In an era of increasing specialization, Saint-Saëns became a general practitioner: he was a composer, conductor, pianist, organist (“the best in the world,” said Liszt), musicologist, and critic. While French tastes demanded opera, opera, and more opera, he led a revival of instrumental music. To that end he founded the Société de Musique, lending support (and performances) to such composers as Charbrier, Chausson, Dukas, d’Indy, Franck, and Ravel.
Of his own music, he said, “I ran after the chimera of purity of style and perfection of form.” But that put him behind the times in the eyes of other musicians and the public, and his works never reached the popularity achieved by those he had helped. Saint-Saëns was guilty of the one crime composers are never allowed to commit: he was old-fashioned.


Yet clarity, restraint, and elegance aren’t ever old-fashioned, and Saint-Saëns’ Second Symphony has these in abundance. It was actually the fourth symphony he composed: he suppressed the first and third, while the second became his Symphony No. 1. He composed the Symphony No. 2 in 1859 at age 23; it carries an abnormally high opus number because it wasn’t published until 1878.


The symphony’s first movement lays its agenda before us right in its opening bars: the descending-then-rising theme of the introduction will fuel all that follows. Instead of a strict sonata form, Saint-Saëns prefers to subject his theme to continuous development, a highly crafted technique that sounds delightfully spontaneous.
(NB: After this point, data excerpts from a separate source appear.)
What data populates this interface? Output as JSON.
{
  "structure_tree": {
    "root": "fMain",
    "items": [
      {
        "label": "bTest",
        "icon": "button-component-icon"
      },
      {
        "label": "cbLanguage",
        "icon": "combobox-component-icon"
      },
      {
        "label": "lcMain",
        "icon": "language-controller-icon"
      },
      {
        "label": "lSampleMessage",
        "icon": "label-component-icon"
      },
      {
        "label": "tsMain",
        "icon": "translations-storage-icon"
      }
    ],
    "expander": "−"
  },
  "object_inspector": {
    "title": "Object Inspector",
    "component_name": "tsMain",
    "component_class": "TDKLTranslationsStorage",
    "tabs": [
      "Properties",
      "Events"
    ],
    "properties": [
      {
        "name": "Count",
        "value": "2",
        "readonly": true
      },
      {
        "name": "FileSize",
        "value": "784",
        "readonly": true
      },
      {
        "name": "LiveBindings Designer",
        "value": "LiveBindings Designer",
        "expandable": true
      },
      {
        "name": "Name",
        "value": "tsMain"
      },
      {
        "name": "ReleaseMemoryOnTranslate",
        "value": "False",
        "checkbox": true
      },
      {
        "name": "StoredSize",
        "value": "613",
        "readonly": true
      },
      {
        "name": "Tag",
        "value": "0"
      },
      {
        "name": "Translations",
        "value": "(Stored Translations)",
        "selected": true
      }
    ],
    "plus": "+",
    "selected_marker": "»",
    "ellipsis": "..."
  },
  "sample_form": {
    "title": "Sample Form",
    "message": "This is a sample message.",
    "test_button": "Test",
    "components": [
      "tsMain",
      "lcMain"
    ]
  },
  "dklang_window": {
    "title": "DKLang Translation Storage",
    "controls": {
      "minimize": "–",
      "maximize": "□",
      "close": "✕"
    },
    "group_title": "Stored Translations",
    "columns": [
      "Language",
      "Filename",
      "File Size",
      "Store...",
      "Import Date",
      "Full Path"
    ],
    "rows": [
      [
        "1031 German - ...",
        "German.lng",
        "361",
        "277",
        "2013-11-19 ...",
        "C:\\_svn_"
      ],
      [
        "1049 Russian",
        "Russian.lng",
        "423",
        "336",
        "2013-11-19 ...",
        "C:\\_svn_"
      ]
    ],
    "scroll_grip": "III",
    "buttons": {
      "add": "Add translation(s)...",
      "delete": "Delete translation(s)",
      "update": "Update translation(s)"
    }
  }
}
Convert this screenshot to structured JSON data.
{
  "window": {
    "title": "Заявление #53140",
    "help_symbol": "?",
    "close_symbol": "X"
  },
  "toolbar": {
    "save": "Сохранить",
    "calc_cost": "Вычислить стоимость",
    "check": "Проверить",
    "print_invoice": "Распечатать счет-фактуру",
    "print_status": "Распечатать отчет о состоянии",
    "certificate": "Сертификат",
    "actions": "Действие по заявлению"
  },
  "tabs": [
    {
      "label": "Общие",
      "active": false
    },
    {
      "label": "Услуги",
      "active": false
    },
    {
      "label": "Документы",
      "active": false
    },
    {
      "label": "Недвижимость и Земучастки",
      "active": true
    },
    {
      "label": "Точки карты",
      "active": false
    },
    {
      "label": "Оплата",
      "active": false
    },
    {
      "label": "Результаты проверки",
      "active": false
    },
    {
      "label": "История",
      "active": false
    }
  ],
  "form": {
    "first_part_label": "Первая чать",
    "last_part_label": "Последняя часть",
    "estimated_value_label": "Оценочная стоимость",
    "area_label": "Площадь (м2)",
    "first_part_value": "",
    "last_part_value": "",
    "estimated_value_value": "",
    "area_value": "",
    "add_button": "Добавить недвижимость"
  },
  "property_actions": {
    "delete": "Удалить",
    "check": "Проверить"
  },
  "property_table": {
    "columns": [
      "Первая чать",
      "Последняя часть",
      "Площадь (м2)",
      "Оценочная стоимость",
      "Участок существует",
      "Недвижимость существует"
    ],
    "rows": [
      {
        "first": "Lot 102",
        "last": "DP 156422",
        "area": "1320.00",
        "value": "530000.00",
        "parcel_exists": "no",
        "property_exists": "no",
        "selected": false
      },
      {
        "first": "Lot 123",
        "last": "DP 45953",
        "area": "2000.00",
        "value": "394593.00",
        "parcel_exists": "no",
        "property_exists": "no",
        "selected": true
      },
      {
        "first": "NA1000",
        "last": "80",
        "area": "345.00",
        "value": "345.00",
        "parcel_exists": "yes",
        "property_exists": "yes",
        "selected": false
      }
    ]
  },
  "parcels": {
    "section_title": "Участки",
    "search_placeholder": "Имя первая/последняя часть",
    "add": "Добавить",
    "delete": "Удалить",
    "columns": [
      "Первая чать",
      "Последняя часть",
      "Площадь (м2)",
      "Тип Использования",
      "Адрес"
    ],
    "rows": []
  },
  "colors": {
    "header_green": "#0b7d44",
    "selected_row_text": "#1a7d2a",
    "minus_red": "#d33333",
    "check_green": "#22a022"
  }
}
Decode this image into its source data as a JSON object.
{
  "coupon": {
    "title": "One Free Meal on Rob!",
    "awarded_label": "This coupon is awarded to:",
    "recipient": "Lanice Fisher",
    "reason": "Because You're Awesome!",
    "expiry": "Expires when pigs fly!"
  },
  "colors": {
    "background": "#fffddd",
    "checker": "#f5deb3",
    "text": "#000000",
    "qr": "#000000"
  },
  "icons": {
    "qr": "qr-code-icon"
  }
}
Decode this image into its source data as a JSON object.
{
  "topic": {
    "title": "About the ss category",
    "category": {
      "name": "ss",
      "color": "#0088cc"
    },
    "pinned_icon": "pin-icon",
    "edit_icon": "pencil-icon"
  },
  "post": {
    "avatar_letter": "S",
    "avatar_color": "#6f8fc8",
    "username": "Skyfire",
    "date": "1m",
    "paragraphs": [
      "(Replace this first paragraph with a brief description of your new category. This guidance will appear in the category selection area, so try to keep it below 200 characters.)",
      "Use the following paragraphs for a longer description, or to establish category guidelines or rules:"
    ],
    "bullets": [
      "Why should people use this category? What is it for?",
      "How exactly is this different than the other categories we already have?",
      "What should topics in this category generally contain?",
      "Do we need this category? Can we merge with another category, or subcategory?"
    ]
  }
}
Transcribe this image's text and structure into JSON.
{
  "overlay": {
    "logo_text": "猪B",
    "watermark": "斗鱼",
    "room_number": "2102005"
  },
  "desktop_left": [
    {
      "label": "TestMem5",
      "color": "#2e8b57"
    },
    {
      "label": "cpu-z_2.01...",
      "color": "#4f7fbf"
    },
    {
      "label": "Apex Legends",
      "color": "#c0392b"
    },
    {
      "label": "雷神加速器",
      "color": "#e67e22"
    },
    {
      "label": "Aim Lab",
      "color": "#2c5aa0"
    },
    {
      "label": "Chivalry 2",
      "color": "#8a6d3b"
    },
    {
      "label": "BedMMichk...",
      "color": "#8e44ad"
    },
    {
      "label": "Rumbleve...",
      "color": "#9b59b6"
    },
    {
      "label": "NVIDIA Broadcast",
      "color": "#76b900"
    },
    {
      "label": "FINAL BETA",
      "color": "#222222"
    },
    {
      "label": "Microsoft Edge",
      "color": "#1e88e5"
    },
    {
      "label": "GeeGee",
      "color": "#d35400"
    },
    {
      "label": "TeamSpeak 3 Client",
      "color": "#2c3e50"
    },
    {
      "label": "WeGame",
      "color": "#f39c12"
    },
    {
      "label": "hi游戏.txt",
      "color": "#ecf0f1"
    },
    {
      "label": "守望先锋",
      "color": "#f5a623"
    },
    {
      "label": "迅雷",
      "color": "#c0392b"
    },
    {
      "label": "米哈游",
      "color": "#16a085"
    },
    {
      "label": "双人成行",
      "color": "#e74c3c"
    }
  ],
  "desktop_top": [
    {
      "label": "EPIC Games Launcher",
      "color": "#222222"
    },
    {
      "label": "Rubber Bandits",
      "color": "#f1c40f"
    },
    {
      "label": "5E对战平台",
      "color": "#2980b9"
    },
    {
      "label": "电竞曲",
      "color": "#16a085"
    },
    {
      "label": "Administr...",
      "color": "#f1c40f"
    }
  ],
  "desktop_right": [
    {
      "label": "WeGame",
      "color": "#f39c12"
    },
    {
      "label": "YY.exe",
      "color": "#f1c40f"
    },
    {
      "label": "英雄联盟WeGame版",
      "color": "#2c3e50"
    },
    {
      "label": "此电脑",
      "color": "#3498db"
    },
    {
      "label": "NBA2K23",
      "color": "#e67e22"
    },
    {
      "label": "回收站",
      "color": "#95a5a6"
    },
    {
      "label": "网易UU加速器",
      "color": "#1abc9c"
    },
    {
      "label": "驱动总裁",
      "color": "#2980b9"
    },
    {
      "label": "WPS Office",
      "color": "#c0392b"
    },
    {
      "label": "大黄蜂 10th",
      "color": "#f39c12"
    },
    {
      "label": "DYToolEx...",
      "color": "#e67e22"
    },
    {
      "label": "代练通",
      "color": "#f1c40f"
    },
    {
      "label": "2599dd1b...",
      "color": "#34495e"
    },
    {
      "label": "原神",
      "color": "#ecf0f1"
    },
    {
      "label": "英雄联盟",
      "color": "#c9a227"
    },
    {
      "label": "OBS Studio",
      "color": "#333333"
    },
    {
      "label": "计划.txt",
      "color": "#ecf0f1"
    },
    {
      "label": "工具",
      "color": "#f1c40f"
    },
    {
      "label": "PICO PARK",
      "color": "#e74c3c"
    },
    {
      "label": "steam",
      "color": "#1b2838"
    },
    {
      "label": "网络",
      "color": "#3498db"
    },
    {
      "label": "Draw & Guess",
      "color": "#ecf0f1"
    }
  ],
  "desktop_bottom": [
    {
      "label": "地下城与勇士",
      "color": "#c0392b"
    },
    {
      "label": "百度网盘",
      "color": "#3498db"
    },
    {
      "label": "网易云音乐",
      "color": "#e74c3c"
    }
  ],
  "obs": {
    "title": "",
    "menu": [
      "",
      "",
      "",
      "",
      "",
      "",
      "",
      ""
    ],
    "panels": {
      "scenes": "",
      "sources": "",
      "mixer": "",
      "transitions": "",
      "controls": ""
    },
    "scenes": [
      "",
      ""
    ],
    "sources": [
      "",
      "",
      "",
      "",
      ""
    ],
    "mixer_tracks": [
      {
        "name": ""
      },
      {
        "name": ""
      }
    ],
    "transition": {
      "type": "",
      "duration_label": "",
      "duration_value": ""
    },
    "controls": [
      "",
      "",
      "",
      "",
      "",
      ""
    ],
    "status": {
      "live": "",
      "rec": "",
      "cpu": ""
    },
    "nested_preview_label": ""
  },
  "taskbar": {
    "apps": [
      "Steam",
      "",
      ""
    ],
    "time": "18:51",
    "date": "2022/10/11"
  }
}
The short Adagio brings a halting but tender melody. If you know Saint-Saëns’ Cello Concerto you’ll see that he liked this tune so well he used in that work, too.


The Scherzo gives us a rambunctious, syncopated tune to start, then a more genteel (yet still syncopated) section led by the winds. Saint-Saëns avoids the usual formal repeats, so we hear each of these but once.
The Finale is a whirling tarantella that comes to an abrupt stop in the middle to give the dancers a chance to catch their breath, then dances its way to the end; along the way we hear a few allusions the previous movements for good measure.


Much of Saint-Saëns’ music was dismissed as out-of-date before the ink was dry on his scores: he was a classicist in an age of unbridled romanticism. Only a rare few of his works have remained in the repertory, and that’s a shame—works such as this prove that his music is timeless.